The Holy Spirit is the first and primary actor in our holiness, we simply cooperate with each step he is calling us to in our daily life.
In Gaudete et Exsultate, the pope describes our role in our own sanctification using receptive language like: “depend on God,” “allow yourself to be loved by God,” and “let yourself be guided by the Holy Spirit.” These are not passive actions, but they also aren’t the language of “we become holy simply by trying harder.”
The truth is, we can’t even muster up the desire to pray by our own effort for “prayer is both a gift of grace and a determined response on our part” (CCC 2725). Fr. Raniero Cantalamessa, the Papal Preacher, has said:
“Between prayer and the gift of the Spirit, there is the same circularity and permeation that exists between grace and freedom. We need to receive the Holy Spirit to be able to pray, and we need to pray in order to receive the Holy Spirit. The gift of grace comes first, but then we need to pray for this gift to be preserved and increased.”
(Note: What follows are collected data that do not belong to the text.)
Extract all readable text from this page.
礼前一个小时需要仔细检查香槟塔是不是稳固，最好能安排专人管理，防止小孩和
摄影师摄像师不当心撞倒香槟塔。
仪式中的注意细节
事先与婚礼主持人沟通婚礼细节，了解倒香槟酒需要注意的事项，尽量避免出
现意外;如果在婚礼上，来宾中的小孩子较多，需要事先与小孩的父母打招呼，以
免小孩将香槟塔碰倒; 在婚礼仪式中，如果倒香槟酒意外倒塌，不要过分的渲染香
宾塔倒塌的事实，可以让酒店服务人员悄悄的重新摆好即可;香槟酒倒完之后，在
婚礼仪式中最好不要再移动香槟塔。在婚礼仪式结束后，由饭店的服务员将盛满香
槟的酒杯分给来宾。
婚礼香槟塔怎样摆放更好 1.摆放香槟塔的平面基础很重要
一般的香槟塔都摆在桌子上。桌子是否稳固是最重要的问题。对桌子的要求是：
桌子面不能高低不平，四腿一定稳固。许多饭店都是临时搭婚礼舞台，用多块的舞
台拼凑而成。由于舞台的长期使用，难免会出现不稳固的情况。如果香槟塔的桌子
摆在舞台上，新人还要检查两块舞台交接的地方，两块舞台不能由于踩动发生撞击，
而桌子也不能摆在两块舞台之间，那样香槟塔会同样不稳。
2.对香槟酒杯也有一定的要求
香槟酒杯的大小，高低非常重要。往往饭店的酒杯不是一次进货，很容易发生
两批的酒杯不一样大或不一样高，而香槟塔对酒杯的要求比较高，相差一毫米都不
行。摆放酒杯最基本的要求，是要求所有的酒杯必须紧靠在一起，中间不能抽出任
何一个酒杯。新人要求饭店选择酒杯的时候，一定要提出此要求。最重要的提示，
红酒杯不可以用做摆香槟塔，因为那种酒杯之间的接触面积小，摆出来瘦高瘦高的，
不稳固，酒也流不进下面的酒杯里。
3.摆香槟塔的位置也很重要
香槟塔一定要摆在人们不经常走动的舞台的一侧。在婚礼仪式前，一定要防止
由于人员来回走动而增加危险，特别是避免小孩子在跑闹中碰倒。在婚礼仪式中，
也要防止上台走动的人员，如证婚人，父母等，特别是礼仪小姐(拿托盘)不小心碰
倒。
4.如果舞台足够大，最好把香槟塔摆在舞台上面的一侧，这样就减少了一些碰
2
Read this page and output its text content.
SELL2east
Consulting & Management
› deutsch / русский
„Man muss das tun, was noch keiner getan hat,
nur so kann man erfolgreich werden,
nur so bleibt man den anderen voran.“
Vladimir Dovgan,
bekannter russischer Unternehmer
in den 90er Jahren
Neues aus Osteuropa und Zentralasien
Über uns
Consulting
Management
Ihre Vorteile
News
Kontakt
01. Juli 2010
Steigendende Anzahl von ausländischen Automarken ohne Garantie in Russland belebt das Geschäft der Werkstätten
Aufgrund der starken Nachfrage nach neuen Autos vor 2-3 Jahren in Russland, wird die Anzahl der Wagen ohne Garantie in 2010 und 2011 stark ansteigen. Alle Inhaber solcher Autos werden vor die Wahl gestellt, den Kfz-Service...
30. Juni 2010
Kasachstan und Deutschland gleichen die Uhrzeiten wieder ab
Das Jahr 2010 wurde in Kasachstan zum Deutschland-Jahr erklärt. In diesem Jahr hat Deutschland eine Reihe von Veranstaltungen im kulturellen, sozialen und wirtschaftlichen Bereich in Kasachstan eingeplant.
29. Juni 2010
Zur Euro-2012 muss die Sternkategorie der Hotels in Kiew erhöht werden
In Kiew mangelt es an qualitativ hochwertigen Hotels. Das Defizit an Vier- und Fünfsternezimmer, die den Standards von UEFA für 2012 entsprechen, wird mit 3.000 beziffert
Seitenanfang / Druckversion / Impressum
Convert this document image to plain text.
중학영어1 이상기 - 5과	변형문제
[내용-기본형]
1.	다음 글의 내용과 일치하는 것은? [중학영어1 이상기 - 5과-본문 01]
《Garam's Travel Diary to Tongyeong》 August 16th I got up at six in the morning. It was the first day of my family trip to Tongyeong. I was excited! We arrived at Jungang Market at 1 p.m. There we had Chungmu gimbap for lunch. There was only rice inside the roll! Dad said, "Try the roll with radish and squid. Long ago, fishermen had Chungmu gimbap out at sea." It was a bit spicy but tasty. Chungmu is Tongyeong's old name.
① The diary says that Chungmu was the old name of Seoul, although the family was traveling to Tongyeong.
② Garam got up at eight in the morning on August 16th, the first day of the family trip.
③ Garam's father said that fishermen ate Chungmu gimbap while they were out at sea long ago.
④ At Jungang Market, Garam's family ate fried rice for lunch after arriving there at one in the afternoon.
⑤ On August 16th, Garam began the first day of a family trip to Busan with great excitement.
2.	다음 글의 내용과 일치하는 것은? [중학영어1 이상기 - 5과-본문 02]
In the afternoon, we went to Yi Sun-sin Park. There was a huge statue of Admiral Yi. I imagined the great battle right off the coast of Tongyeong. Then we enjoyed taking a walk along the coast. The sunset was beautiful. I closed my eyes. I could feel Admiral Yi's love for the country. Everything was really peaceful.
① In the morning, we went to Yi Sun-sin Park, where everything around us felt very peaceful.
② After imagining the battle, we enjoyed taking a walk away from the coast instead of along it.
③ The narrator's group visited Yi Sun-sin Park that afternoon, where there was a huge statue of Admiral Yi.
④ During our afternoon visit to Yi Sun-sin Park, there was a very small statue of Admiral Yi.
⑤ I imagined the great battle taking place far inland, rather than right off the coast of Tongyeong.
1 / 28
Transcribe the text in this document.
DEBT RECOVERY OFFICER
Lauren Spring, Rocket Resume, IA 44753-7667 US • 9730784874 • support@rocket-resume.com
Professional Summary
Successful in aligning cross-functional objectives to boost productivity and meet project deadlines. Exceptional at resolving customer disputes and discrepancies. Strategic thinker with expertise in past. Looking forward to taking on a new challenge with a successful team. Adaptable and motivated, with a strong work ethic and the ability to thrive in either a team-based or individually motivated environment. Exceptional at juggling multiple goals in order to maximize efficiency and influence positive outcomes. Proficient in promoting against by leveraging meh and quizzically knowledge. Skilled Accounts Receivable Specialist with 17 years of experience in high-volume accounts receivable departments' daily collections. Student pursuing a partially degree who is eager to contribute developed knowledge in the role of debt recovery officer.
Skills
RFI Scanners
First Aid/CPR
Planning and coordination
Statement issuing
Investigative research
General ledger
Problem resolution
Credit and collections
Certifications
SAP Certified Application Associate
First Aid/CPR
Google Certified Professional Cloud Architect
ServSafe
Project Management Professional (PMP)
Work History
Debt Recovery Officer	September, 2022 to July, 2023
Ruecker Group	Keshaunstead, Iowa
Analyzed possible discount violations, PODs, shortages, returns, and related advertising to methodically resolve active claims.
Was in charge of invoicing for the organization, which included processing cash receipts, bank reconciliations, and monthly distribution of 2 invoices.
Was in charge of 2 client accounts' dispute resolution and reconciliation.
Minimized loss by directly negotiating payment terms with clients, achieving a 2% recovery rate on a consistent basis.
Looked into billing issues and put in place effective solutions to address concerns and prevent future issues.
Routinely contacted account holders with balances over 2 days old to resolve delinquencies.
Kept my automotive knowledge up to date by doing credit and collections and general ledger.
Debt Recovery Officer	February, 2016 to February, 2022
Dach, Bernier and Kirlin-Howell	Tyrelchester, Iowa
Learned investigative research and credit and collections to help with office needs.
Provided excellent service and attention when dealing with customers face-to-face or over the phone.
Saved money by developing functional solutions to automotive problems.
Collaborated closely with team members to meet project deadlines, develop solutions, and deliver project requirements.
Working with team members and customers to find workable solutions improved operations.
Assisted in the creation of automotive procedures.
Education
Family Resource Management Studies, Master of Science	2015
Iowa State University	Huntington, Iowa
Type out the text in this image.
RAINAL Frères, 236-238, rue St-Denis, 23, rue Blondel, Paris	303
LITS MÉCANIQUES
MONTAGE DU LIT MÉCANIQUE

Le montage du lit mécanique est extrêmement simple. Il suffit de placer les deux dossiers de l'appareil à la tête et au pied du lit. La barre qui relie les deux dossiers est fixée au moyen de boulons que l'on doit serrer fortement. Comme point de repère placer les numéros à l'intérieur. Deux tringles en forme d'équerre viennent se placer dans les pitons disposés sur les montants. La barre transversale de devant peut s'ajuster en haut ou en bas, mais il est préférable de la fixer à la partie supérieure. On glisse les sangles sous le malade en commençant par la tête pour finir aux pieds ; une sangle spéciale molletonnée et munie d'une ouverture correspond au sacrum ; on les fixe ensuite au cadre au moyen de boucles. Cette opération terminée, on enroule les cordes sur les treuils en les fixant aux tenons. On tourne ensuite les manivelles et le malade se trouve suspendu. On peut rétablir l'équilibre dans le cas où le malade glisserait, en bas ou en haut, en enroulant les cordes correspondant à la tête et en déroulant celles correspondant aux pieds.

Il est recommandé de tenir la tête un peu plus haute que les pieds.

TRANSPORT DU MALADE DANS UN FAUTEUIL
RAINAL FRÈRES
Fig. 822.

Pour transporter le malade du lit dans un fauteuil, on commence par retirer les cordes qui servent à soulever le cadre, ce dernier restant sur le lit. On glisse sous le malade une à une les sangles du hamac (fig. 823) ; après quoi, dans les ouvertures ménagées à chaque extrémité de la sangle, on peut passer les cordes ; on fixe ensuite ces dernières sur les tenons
Similarly, we easily forget that, as the pope says, the desire to cooperate with grace is itself a gift from God for “Even the desire to be cleansed comes about in us through the outpouring and working of the Holy Spirit” (GE 53).
God does not only give us objective commandments, nor does he just give us the strength to live them out, rather, God transforms our hearts so that we desire to live like Jesus. This is true freedom: not only being able to live as Christ lived and love like Christ loved, but doing so with ease and joy because it is our own heart’s desire.
Holiness is not simply about more discipline, it’s about being docile before God. Our Blessed Mother is the model of what our disposition towards God ought to be. She is the timeless antidote to our contemporary Pelagianism simply because her wholehearted receptiveness to the Spirit kept her from thinking that she had any power apart from God.